When I visited Vietnam in 2005 it was obvious that the country of some 84 million inhabitants was on the cusp of something big. Rapidly industrialising and with a young and highly motivated population, the South-East Asian nation has recorded consecutive GDP growth rates of around 8% for many years since the economic reforms of the mid-1980s. An example of this growth was the recent announcement that Samsung will build a plant for manufacturing mobile handsets with an eventual capacity of up to 100 million units. But manufacturing is not the only economic growth driver.
The mighty Mekong river basin, which fans out from the south of the country, is also the food basket in a region renown for its delicious Eurasian fusion cuisine. With a huge output from intensely farmed field crops and fisheries that are managed under a centrally planned system, the Mekong directly supports about 18 million farmers and fisherman and their families and provides food for at least 60 million.

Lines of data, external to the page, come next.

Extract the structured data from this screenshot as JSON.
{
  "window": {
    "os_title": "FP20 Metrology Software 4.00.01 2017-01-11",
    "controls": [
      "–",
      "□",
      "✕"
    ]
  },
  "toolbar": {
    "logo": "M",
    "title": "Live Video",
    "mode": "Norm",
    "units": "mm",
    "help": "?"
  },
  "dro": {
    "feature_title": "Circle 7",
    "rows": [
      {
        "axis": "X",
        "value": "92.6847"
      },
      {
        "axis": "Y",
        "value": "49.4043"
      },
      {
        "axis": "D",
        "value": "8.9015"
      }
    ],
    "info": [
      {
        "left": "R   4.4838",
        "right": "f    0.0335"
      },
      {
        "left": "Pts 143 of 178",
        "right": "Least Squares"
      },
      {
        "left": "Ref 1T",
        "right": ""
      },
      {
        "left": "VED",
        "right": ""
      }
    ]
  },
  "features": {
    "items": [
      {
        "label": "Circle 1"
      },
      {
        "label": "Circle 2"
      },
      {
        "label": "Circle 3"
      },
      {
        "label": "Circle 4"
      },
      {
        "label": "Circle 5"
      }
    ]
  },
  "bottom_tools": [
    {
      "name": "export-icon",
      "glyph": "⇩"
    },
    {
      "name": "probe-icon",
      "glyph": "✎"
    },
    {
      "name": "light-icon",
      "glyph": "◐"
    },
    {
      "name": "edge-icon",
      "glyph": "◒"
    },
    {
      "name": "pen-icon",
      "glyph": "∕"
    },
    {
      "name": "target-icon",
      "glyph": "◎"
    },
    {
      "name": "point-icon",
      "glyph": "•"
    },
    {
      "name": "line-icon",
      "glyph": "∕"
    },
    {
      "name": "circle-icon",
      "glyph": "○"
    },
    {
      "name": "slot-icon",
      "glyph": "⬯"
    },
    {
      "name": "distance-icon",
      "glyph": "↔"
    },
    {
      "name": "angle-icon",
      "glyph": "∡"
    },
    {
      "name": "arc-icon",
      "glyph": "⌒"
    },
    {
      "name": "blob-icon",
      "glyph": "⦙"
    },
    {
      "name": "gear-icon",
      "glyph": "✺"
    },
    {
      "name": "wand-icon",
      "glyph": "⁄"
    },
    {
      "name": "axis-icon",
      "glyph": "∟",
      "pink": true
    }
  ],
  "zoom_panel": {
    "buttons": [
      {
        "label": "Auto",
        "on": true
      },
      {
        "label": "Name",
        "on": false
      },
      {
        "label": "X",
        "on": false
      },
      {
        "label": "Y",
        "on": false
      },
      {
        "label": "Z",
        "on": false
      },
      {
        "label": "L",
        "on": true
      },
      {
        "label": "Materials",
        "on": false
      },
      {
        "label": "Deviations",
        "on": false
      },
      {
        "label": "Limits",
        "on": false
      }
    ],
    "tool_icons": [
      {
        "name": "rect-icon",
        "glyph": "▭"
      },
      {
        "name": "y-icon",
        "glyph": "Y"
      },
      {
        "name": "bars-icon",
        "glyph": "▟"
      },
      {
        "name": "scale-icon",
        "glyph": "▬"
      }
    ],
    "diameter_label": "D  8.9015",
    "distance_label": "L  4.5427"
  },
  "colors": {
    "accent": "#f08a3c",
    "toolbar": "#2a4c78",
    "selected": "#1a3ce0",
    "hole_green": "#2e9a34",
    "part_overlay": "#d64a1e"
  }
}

Vietnam continues to move towards full market economy status and has benefitted from substantial inflows of capital from neighbouring states and the U.S. since the lifting of trade sanctions by President Clinton. total foreign investment was around $US 20 billion in 2007. As well, Vietnamese dispora who left as refugees are now returning newly educated and with new capital and fresh ideas. There are many challenges remaining however, particularly in the areas of environmental sustainability and infrastructure.
Work is about to commence on a $US 8 billion project to build a new airport for Ho Chi Minh City (Saigon) at Long Thanh for example. Although the existing airport was recently upgraded, it sits amidst the low-roofed shacks within the Ho Chi Minh city limits and is constrained from further growth. The new airport is expected to become a regional hub of some significance.
New Zealand exports to Vietnam grew by a whopping 62% last year. Dairy products and educational services are leading the charge; but there are a multitude of other opportunities for small businesses who can find smart ways to partner locally and secure access to the region.
Vietnam is a nation of huge contrasts. On the one hand a booming economy and beautiful scenery on the other tremendous environmental challenges and horrific human legacies from the war. But with a sound strategy and local partners there are rich pickings for those that can stay the course.